Publicado en 1899, “La dama del perrito” se concibió como una respuesta a Anna Karenina. Chéjov deseaba contar la historia de dos amantes sin condenarlos. El adulterio no es algo ejemplar, pero no debería considerarse una grave falta que exige un castigo y una redención. Por eso, no maltrata a sus personajes e intenta explicar sus motivaciones. Gúrov, un banquero de mediana edad, y Anna Serguéievna, un joven triste e insatisfecha, no son felices en sus respectivos matrimonios. Se conocen en Yalta e inician un romance con una fuerte carga sexual. Gúrov es un donjuán que presume de su misoginia, pero no soporta la compañía masculina. No sabe cómo hablar, ni cómo comportarse entre amigos de su sexo. En cambio, habla animadamente con las mujeres y entiende su mundo. De nuevo, la sombra del donjuanismo aparece asociada a cierto afeminamiento, escarneciendo la virilidad del hombre con un hambre insaciable de conquistas. Gúrov, que engaña sistemáticamente a su esposa, considera a la mujer “una raza inferior”, pero es incapaz de respetar un compromiso. Su idilio con Anna está contaminado desde el principio por su egoísmo. De hecho, no ignora la vulnerabilidad de su amante: “Hay algo en ella que inspira piedad”. Anna se desprecia a sí misma por su comportamiento. “Parece la pecadora de un cuadro antiguo”, con su rostro desolado y su mirada húmeda.

Los amantes viven una mentira, pues en realidad apenas se conocen. Solo les une su insatisfacción. Después de una breve separación, su breve idilio se transforma en encuentros mensuales en un hotel de Moscú. Llevan una doble vida, soportando el dolor que acarrea cualquier impostura. Por un lado, mantienen la apariencia de normalidad, fingiendo emociones falsas. Por otro, cultivan el secreto, amándose furtivamente. Ninguno es feliz con esa situación, que les condena a ocultarse como ladrones. Confinados en un espacio opaco, se preguntan si alguna vez podrán salir a la luz y vivir sin mentiras. La historia finaliza sin moralejas, pero sin omitir que el paso del tiempo ya afecta a los amantes. Las canas de Gúrov y las incipientes arrugas de Anna ponen de relieve que han comenzado a dejar sus vidas atrás, casi sin advertirlo. No son culpables de un horrible delito. Simplemente, son desgraciados, como la mayoría de los seres humanos.

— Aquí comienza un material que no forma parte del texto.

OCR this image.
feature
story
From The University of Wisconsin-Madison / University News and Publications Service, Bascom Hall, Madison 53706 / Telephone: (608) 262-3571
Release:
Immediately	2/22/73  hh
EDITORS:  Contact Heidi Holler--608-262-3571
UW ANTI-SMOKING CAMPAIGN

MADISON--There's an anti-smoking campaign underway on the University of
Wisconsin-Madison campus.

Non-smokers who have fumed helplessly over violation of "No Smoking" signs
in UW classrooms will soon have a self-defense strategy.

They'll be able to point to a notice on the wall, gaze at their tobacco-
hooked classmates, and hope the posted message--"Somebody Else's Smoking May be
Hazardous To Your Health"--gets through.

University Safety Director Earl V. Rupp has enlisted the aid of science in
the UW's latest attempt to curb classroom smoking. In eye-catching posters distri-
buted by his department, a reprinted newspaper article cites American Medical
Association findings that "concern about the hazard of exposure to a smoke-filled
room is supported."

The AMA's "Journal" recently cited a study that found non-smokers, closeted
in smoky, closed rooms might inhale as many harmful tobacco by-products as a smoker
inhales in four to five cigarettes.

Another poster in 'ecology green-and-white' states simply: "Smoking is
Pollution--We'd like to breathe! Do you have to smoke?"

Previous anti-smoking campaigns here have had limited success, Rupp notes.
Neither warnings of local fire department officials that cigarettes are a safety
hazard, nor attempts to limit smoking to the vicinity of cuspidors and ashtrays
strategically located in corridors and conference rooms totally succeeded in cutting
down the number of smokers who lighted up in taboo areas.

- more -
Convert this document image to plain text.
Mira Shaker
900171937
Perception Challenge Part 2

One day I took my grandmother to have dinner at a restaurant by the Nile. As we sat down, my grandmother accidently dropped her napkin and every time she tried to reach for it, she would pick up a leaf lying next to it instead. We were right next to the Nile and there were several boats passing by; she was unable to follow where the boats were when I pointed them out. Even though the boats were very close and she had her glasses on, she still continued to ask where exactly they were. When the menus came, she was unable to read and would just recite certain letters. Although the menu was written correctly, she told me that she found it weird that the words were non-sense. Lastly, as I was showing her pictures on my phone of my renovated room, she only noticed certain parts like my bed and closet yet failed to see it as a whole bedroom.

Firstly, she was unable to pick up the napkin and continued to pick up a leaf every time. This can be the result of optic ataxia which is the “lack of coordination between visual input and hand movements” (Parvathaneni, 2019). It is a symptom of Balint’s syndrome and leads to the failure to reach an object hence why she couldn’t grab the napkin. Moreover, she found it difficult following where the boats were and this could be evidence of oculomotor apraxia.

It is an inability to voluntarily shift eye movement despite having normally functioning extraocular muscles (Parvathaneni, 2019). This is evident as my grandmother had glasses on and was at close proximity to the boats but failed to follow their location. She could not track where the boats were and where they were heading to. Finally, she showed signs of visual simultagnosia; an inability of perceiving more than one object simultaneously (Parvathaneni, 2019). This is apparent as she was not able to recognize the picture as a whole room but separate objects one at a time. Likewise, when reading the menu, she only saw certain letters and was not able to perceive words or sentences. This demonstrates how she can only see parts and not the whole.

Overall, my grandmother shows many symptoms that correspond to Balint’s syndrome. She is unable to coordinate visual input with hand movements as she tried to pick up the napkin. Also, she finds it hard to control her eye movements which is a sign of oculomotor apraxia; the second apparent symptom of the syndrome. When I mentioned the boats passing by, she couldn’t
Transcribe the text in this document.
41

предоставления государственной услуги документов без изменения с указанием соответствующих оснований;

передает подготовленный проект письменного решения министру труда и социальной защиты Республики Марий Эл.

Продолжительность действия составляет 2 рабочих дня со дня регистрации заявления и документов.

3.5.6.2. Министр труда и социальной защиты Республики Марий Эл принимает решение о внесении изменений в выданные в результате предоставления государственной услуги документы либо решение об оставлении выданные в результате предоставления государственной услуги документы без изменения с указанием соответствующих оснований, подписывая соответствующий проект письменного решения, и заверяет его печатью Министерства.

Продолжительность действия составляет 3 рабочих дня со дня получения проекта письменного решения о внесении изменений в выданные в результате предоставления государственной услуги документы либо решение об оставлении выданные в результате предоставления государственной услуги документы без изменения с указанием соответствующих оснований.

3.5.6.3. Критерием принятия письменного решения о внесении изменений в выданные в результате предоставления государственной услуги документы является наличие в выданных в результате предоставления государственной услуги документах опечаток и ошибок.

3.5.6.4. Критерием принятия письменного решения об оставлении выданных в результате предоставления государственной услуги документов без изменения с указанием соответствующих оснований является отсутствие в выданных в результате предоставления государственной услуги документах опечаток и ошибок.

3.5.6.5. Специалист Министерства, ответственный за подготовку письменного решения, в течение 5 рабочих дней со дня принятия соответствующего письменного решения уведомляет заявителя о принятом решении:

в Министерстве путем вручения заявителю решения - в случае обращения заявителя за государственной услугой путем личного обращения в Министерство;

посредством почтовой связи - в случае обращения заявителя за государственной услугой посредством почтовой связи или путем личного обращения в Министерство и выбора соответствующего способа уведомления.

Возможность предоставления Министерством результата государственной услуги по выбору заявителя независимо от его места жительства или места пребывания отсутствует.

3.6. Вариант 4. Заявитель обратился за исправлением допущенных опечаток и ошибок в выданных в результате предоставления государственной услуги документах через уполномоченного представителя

Los cuentos de Antón Chéjov no son obras dispersas, sino fragmentos de un gigantesco mosaico que nos ofrece una visión panorámica de un tiempo de cambios y transformaciones. Muchos relatos parecen inacabados, como la vida del escritor, que se interrumpió prematuramente. No es un defecto. En la existencia del individuo y del cosmos no hay finales concluyentes, sino saltos y cortes abruptos. Lejos de cualquier forma de nostalgia por el pasado, la literatura de Chéjov se adelanta a su época, mostrando que el hastío, el desarraigo y la frustración dominarán el siglo XX y que sólo podrán aplacarse mediante el humor, la tolerancia y la ternura.